Film Review: “The Better Angels” — Nurturing the Young Abe Lincoln

The most striking part of The Better Angels is its cinematography. The naked branches on the thick, gray trees are silhouetted against a sky that seems unable to hold sunlight.

A scene from "The Better Angels" -- Young Abe Lincoln lost in thought.

A scene from “The Better Angels” — Young Abe Lincoln lost in thought.

By Paul Dervis

It isn’t often, but this time around a film’s producer, Terrence Malick, is getting more ink than the movie’s director, A. J. Edwards. The emphasis is understandable, given that Edwards was the editor on Malick’s latest film, 2012’s To the Wonder.

The Better Angels is Edwards’s first film as a director and it is very clearly his, but it has the undeniable look and sound of a Malick movie. From his first feature film, 1973’s Badlands, to 2011’s Brad Pitt, Sean Penn vehicle The Tree of Life, Malick has specialized in creating films that ignore conventional approaches to storytelling in order to emphasize stark and evocative visuals. His movies reflect the organic dictates of directorial consciousness rather than the demands of narrative mechanics.

And that is exactly how The Better Angels presents itself.

A participating film in this year’s Sundance Festival, Edwards’s films was a headliner in last week’s Bar Harbor Film Festival. Yes, it is yet another Abraham Lincoln film, but this time with a twist. It follows the trials and tribulations of the future President as a ten year-old living in the woods of Indiana. Shot in grainy black and white, the film captures the quiet loneliness of what was surely a Spartan existence. Young Lincoln, trapped in a chilly relationship with his austere father, is deeply dependent on his mother’s love. Clearly young Abe is intellectually special, a self-taught boy who is able to read ‘the Good Book’ to his religious mother. Yet his father, materialistic and strict, is disappointed in him.
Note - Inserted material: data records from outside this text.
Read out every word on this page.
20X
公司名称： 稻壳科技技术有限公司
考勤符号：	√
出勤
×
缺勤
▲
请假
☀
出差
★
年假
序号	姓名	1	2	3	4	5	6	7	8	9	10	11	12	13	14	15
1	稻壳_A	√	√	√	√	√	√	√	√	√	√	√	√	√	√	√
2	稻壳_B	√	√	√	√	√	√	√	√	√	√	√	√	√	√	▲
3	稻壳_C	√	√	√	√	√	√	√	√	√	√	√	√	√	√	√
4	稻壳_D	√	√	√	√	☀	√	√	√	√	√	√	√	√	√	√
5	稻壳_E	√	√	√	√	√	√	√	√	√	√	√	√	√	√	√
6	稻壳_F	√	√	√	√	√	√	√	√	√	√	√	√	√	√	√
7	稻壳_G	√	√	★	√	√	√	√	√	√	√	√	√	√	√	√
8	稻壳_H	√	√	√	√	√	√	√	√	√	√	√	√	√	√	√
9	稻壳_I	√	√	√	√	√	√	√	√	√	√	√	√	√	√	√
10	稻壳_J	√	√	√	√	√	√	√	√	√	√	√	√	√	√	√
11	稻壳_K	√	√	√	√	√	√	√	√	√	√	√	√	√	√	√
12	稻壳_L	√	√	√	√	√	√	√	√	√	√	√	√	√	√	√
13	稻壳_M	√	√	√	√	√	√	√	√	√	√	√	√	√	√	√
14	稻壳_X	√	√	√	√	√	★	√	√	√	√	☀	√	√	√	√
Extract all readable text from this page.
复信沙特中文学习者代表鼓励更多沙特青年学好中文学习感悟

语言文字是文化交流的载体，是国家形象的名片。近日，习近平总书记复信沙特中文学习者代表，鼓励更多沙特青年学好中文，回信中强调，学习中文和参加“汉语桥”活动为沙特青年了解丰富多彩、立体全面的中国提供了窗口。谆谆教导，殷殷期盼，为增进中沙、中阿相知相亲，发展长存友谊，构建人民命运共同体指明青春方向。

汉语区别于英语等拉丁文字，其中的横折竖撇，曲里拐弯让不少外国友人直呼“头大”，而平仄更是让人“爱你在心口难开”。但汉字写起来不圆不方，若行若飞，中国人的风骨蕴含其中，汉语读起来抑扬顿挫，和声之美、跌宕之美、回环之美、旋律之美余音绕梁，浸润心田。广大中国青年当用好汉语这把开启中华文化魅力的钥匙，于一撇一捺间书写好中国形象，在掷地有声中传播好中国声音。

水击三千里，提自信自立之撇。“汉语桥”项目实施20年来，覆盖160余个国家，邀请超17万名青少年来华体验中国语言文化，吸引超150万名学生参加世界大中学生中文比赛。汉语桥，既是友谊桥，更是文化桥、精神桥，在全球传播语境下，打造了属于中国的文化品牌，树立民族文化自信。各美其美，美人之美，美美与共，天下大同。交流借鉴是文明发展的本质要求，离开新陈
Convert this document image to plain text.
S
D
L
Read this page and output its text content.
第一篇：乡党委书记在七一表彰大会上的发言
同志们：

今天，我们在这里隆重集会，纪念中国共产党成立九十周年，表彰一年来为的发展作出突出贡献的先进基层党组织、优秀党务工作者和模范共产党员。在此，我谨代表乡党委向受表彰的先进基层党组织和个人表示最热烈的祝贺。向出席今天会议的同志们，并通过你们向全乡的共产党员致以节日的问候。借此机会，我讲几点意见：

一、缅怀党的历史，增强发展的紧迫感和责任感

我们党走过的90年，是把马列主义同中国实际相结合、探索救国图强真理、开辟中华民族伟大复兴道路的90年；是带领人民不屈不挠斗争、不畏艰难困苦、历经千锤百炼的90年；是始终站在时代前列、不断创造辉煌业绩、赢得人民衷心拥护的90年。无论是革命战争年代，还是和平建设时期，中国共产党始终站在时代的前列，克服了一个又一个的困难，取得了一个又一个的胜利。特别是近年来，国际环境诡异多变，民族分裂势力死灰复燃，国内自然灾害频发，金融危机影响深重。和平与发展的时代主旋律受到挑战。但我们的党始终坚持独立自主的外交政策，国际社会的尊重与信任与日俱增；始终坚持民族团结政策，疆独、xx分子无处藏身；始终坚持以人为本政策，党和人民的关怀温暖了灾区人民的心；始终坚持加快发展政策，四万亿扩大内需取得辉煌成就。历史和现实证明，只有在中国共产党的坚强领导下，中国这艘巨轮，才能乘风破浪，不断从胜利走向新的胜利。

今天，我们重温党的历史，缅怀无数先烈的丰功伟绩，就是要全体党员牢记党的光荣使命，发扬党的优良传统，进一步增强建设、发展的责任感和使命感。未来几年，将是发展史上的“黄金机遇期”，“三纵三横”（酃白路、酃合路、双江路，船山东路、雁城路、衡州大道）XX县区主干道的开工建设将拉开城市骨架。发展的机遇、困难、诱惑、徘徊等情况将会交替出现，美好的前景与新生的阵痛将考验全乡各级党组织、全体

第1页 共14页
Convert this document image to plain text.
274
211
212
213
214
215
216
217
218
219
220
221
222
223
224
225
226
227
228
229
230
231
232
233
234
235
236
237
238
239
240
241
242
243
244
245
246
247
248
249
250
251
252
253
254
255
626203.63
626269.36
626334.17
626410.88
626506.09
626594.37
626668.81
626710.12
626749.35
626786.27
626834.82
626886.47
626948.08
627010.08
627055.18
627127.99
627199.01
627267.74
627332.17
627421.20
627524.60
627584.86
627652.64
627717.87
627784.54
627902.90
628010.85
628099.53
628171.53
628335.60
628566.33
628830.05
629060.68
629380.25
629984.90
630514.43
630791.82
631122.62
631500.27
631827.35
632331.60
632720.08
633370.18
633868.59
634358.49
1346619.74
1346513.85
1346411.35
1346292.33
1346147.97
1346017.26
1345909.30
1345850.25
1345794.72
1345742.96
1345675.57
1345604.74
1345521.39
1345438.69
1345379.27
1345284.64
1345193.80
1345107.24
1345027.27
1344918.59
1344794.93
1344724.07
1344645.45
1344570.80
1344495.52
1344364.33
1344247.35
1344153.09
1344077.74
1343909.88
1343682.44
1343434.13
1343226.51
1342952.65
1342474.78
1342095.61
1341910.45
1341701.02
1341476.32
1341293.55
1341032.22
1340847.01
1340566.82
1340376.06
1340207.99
Disease, brought on by fouled water, races through the family before finally taking Abraham’s sainted mother. The father leaves the children in the forest to fend for themselves, returning weeks later with a new wife and step-children. How will this work for Abe, so recently having lost his sole support in the family and now having her replaced by a widow with her own children to love and nurture?

Fortunately for Abe, it is as if his father’s choice of a new bride was being guided by the spirit of his deceased wife. Not only is Sarah Lincoln sympathetic to the boy, but she leads him through his difficult youth with (perhaps) even more love and concern than the first Mrs. Lincoln.

The narration, what there is of it, is spoken decades after the fact by a cousin who came to live with the family after his own parents had died. Yet he tells us only the bare facts, assuming most of the story is self evident, and in a way it is. We all know where this tale leads, so the film’s voiceover need only fill in the essentials. The monochrome of the visuals tell the deeper and more gripping story. The Better Angels is as much about a threatening time and place as it is about a future leader. The presence of morality is palpable in this film. It hovers over every scene. The images are cold, at times to the point of being quite frightening, yet they are still beautiful. The director creates a vivid picture of life on the provincial edge of 19th-century America, when even rural Indiana was as untamed as the west.

The cast is strong throughout, with particular kudos going to Braydon Denney as Abraham and Diane Kruger as Sarah. The cast focuses as much on physicality as on delivering the dialogue, creating an indelible vision of a harsh existence through a subtle look or movement, sometimes simply a limpid stillness.

The most striking part of The Better Angels is its cinematography. The naked branches on the thick, gray trees are silhouetted against a sky that seems unable to hold sunlight for long: a memorable depth of despair resonates powerfully through the film’s ninety minutes. That these characters can overcome such a dark blanket of melancholy is the point of this piece.

Edwards was clearly guided by the strong eye of Malick, but he was up to the task and has produced a compelling first effort.


Paul Dervis has been teaching drama in Canada at Algonquin College as well as the theatre conservatory Ottawa School of Speech & Drama for the past 15 years. Previously he ran theatre companies in Boston, New York, and Montreal. He has directed over 150 stage productions, receiving two dozen awards for hs work. Paul has also directed six films, the most recent being 2011′s The Righteous Tithe.